A new benchmark from Artificial Analysis reveals alarming weaknesses in the factual reliability of large language models. Out of 40 models tested, only four achieved a positive score - with Google's Gemini 3 Pro clearly in the lead.
Gemini 3 Pro scored 13 points on the new Omniscience Index, which ranges from -100 to 100, substantially ahead of Claude 4.1 Opus (4.8), GPT-5.1, and Grok 4. The high score mainly reflects the model's strong accuracy. Gemini 3 Pro outperformed Grok 4, the previously most accurate model, by 14 points. A score of 0 means a model answers questions correctly and incorrectly at the same rate. The AA-Omniscience Benchmark measures how reliably AI models retrieve factual knowledge across different subject areas.

According to Artificial Analysis, Gemini 3 Pro’s lead is mainly driven by its increased accuracy - 14 points higher than Grok 4, the prior record-holder. The researchers interpret this as evidence of the model's large scale since accuracy in the benchmark strongly correlates with model size.

Hallucination rates remain the main weakness
The study found that poor results across the board stem largely from high hallucination rates. Gemini 3 Pro achieved the highest overall accuracy at 53 percent, far ahead of previous leaders like GPT‑5.1 (high) and Grok 4, both at 39 percent. But the model still showed an 88 percent hallucination rate, matching Gemini 2.5 Pro and Gemini 2.5 Flash.
GPT‑5.1 (high) and Grok 4 were also high at 81 and 64 percent respectively, but Gemini 3 Pro went even further. Artificial Analysis concluded that while Gemini 3 Pro demonstrates greater factual coverage, its tendency to give wrong answers rather than admit uncertainty remains unchanged.
Here, hallucination rate refers to the share of false responses among all incorrect attempts - meaning a high value indicates overconfidence, not ignorance.
Claude 4.1 Opus scored 36 percent accuracy with one of the lowest hallucination rates, giving it the top position before Gemini 3 Pro’s release.

The AA-Omniscience benchmark covers 6,000 questions across 42 economically relevant topics in six domains: business, humanities and social sciences, health, law, software engineering, and science and math. The dataset draws from authoritative academic and industrial sources and was automatically generated by an AI agent.

A new scoring system that penalizes guessing
Unlike typical benchmarks, the Omniscience Index penalizes wrong answers as much as it rewards correct ones. The researchers argue that current evaluation methods often encourage guessing, which increases hallucination behavior.
In contrast, the new metric rewards restraint. Models receive no points for admitting uncertainty, but they also aren’t penalized. Wrong answers, however, lead to large deductions.

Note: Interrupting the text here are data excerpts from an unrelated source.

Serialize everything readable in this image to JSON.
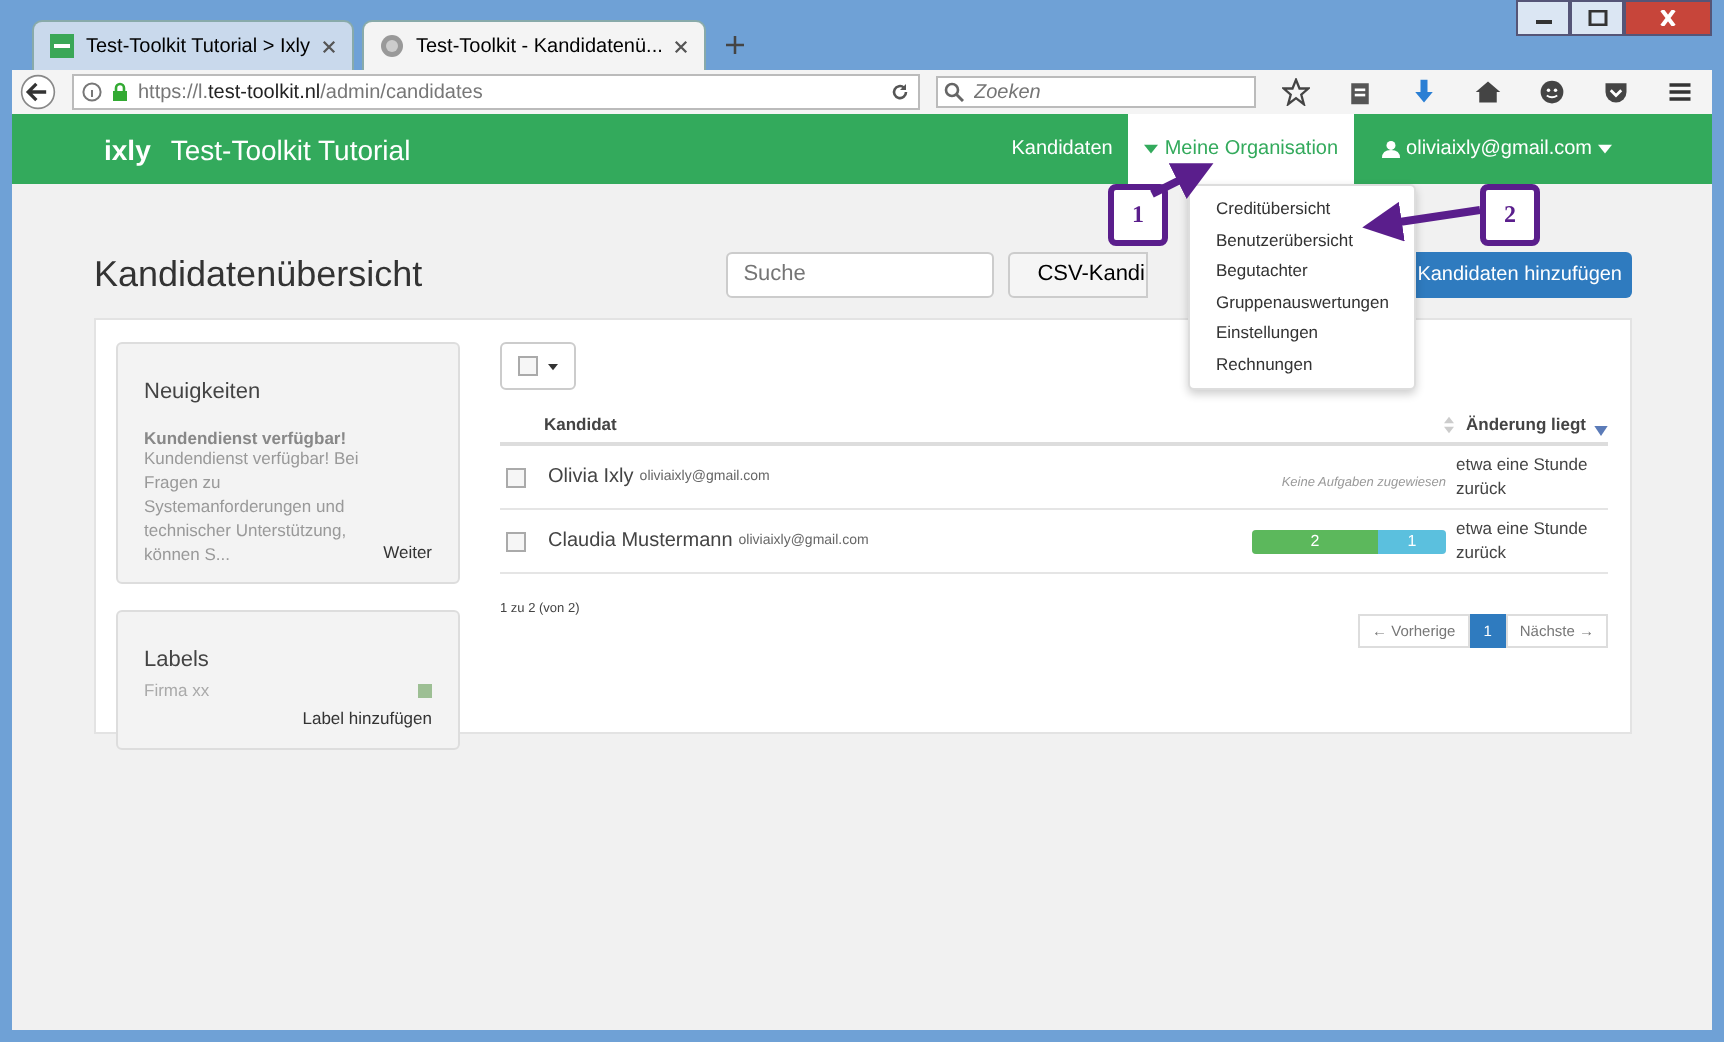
{
  "browser": {
    "tabs": [
      {
        "title": "Test-Toolkit Tutorial > Ixly",
        "selected": false
      },
      {
        "title": "Test-Toolkit - Kandidatenü...",
        "selected": true
      }
    ],
    "url": "https://l.**test-toolkit.nl**/admin/candidates",
    "search": {
      "placeholder": "Zoeken"
    }
  },
  "header": {
    "logo": "ixly",
    "title": "Test-Toolkit Tutorial",
    "nav": [
      {
        "label": "Kandidaten",
        "selected": false
      },
      {
        "label": "Meine Organisation",
        "selected": true
      }
    ],
    "user": "oliviaixly@gmail.com"
  },
  "dropdown": {
    "items": [
      "Creditübersicht",
      "Benutzerübersicht",
      "Begutachter",
      "Gruppenauswertungen",
      "Einstellungen",
      "Rechnungen"
    ]
  },
  "callouts": [
    {
      "number": "1"
    },
    {
      "number": "2"
    }
  ],
  "page": {
    "title": "Kandidatenübersicht",
    "search": {
      "placeholder": "Suche"
    },
    "csv_button": "CSV-Kandi",
    "add_button": "Kandidaten hinzufügen"
  },
  "news": {
    "title": "Neuigkeiten",
    "headline": "Kundendienst verfügbar!",
    "body": "Kundendienst verfügbar! Bei Fragen zu Systemanforderungen und technischer Unterstützung, können S...",
    "link": "Weiter"
  },
  "labels": {
    "title": "Labels",
    "items": [
      {
        "name": "Firma xx",
        "color": "#9dbf94"
      }
    ],
    "add": "Label hinzufügen"
  },
  "table": {
    "select_all": {
      "checked": false
    },
    "columns": [
      "Kandidat",
      "Änderung liegt"
    ],
    "rows": [
      {
        "name": "Olivia Ixly",
        "email": "oliviaixly@gmail.com",
        "checked": false,
        "tasks": {
          "kind": "text",
          "text": "Keine Aufgaben zugewiesen"
        },
        "changed": "etwa eine Stunde zurück"
      },
      {
        "name": "Claudia Mustermann",
        "email": "oliviaixly@gmail.com",
        "checked": false,
        "tasks": {
          "kind": "progress",
          "segments": [
            {
              "value": "2",
              "level": 0.65,
              "color": "#5cb85c"
            },
            {
              "value": "1",
              "level": 0.35,
              "color": "#5bc0de"
            }
          ]
        },
        "changed": "etwa eine Stunde zurück"
      }
    ]
  },
  "pagination": {
    "summary": "1 zu 2 (von 2)",
    "previous": "← Vorherige",
    "pages": [
      {
        "label": "1",
        "selected": true
      }
    ],
    "next": "Nächste →"
  }
}
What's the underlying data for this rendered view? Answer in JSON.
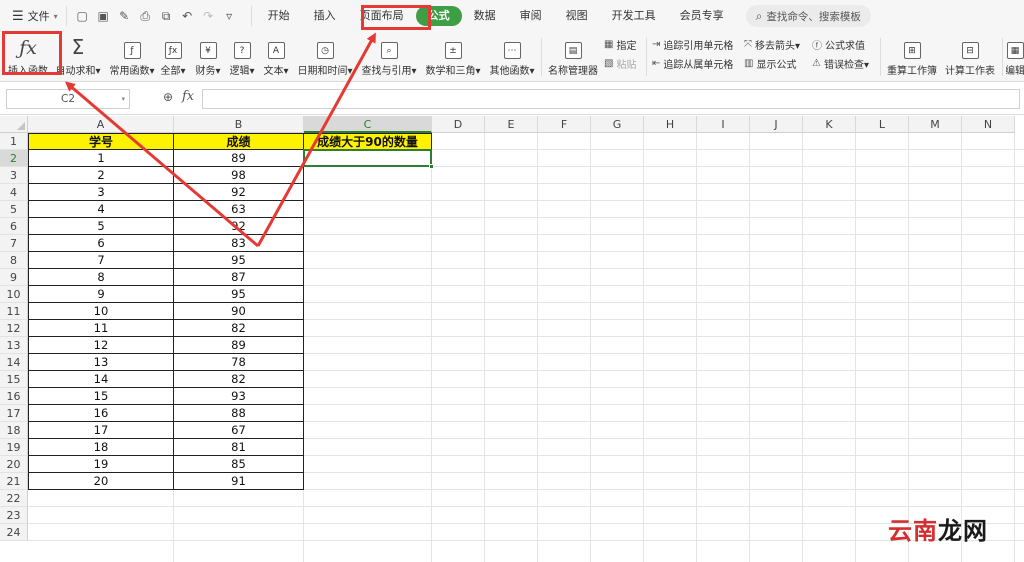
{
  "menubar": {
    "file_label": "文件",
    "tabs": [
      "开始",
      "插入",
      "页面布局",
      "公式",
      "数据",
      "审阅",
      "视图",
      "开发工具",
      "会员专享"
    ],
    "active_tab": "公式",
    "search_label": "查找命令、搜索模板"
  },
  "ribbon": {
    "insert_function": "插入函数",
    "autosum": "自动求和",
    "common_functions": "常用函数",
    "all": "全部",
    "finance": "财务",
    "logic": "逻辑",
    "text": "文本",
    "datetime": "日期和时间",
    "lookup": "查找与引用",
    "math": "数学和三角",
    "other_functions": "其他函数",
    "name_manager": "名称管理器",
    "define": "指定",
    "paste": "粘贴",
    "trace_precedents": "追踪引用单元格",
    "trace_dependents": "追踪从属单元格",
    "remove_arrows": "移去箭头",
    "show_formulas": "显示公式",
    "evaluate_formula": "公式求值",
    "error_check": "错误检查",
    "recalc_workbook": "重算工作簿",
    "calc_sheet": "计算工作表",
    "edit_links": "编辑"
  },
  "formula_bar": {
    "name_box": "C2",
    "formula": ""
  },
  "grid": {
    "columns": [
      "A",
      "B",
      "C",
      "D",
      "E",
      "F",
      "G",
      "H",
      "I",
      "J",
      "K",
      "L",
      "M",
      "N"
    ],
    "rows": [
      "1",
      "2",
      "3",
      "4",
      "5",
      "6",
      "7",
      "8",
      "9",
      "10",
      "11",
      "12",
      "13",
      "14",
      "15",
      "16",
      "17",
      "18",
      "19",
      "20",
      "21",
      "22",
      "23",
      "24"
    ],
    "selected_column": "C",
    "selected_row": "2"
  },
  "table": {
    "headers": [
      "学号",
      "成绩",
      "成绩大于90的数量"
    ],
    "ids": [
      "1",
      "2",
      "3",
      "4",
      "5",
      "6",
      "7",
      "8",
      "9",
      "10",
      "11",
      "12",
      "13",
      "14",
      "15",
      "16",
      "17",
      "18",
      "19",
      "20"
    ],
    "scores": [
      "89",
      "98",
      "92",
      "63",
      "92",
      "83",
      "95",
      "87",
      "95",
      "90",
      "82",
      "89",
      "78",
      "82",
      "93",
      "88",
      "67",
      "81",
      "85",
      "91"
    ]
  },
  "watermark": {
    "part1": "云南",
    "part2": "龙网"
  },
  "colors": {
    "accent": "#3d9e45",
    "highlight": "#e53935",
    "header_fill": "#fff200"
  }
}
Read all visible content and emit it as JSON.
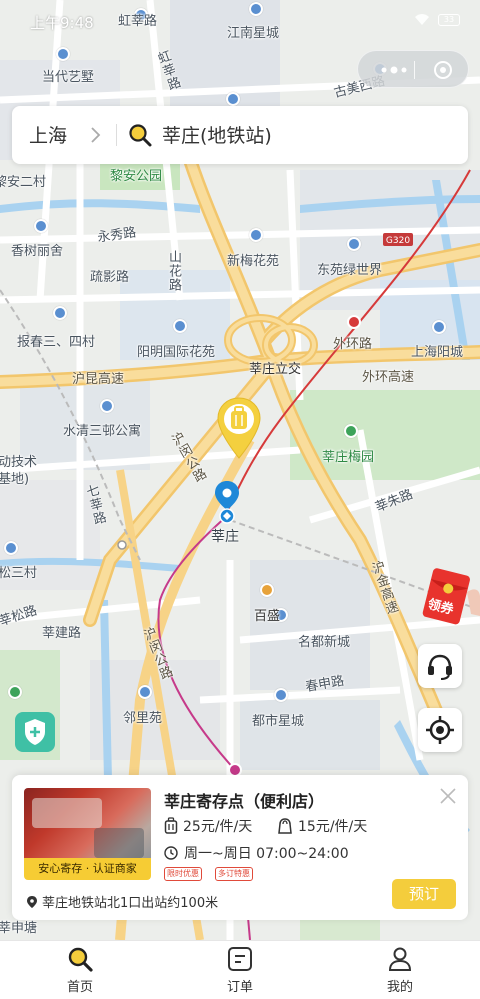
{
  "status_bar": {
    "time": "上午9:48",
    "battery": "33"
  },
  "search": {
    "city": "上海",
    "query": "莘庄(地铁站)"
  },
  "map": {
    "labels": [
      "虹莘路",
      "江南星城",
      "当代艺墅",
      "古美西路",
      "虹莘路",
      "黎安二村",
      "黎安公园",
      "永秀路",
      "香树丽舍",
      "新梅花苑",
      "G320",
      "东苑绿世界",
      "疏影路",
      "山花路",
      "报春三、四村",
      "阳明国际花苑",
      "外环路",
      "上海阳城",
      "沪昆高速",
      "莘庄立交",
      "外环高速",
      "水清三邨公寓",
      "动技术",
      "基地)",
      "沪闵公路",
      "莘庄梅园",
      "七莘路",
      "莘庄",
      "莘朱路",
      "松三村",
      "百盛",
      "莘松路",
      "莘建路",
      "沪金高速",
      "名都新城",
      "沪闵公路",
      "春申路",
      "邻里苑",
      "都市星城",
      "莘申塘"
    ]
  },
  "card": {
    "title": "莘庄寄存点（便利店）",
    "badge": "安心寄存 · 认证商家",
    "price_luggage": "25元/件/天",
    "price_bag": "15元/件/天",
    "hours": "周一~周日 07:00~24:00",
    "tag_limited": "限时优惠",
    "tag_multi": "多订特惠",
    "address": "莘庄地铁站北1口出站约100米",
    "book_label": "预订"
  },
  "coupon_label": "领券",
  "tabs": [
    {
      "label": "首页"
    },
    {
      "label": "订单"
    },
    {
      "label": "我的"
    }
  ],
  "colors": {
    "accent": "#f4cd3c",
    "highway": "#f7d387",
    "water": "#a9d2f0",
    "green": "#bfe3b4"
  }
}
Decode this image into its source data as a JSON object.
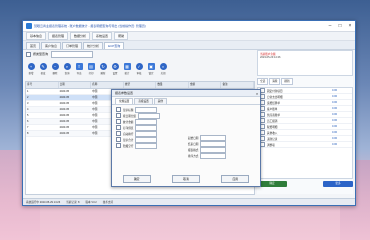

The results group models into four categories: those with extensive knowledge and high reliability (like Claude 4.1 Opus), those with knowledge but low reliability (like Claude 4.5 Haiku), those with limited knowledge but consistent reliability (like GPT‑5.1), and finally, smaller models lacking both knowledge and reliability, such as OpenAI’s lightweight gpt‑oss.
No domain-specific breakdown was available for Gemini 3 Pro.

Older Llama model performs surprisingly well
General intelligence doesn’t necessarily translate into factual reliability. Models like Minimax M2 and gpt‑oss‑120b (high) perform strongly on the broader Artificial Analysis Intelligence Index, which aggregates results from multiple benchmarks, but do poorly on the Omniscience Index due to high hallucination rates.
Conversely, the older Llama‑3.1‑405B scored well on the Omniscience Index even though it typically ranks below newer frontier models in overall evaluations.
No single model demonstrated consistently strong factual reliability across all six domains. Claude 4.1 Opus led in law, software engineering, and the humanities; GPT‑5.1.1 ranked first in business questions; while Grok 4 performed best in health and science.

According to the study, these domain differences mean that relying solely on overall performance can obscure important gaps.
Bigger doesn’t always mean more reliable
While larger models tend to achieve higher accuracy, they don’t necessarily have lower hallucination rates. Several smaller models - like Nvidia’s Nemotron Nano 9B V2 and Llama Nemotron Super 49B v1.5 - outperformed much larger competitors on the Omniscience Index.
Artificial Analysis confirmed that accuracy strongly correlates with model size, but hallucination rate does not. That explains why Gemini 3 Pro, despite its high accuracy, still hallucinates frequently.
In terms of cost efficiency, Claude 4.5 Haiku stands out with a higher Omniscience score than several far more expensive models like GPT‑5.1 (high) and Kimi K2 Thinking.
The researchers have released 10 percent of the benchmark’s questions as a public dataset to support future research, while the majority remains private to prevent contamination of training data.
A related recent study uncovered structural flaws in existing AI benchmarks, citing vague definitions of key terms like "reasoning," unrepresentative sampling, and a lack of statistical validation across model comparisons.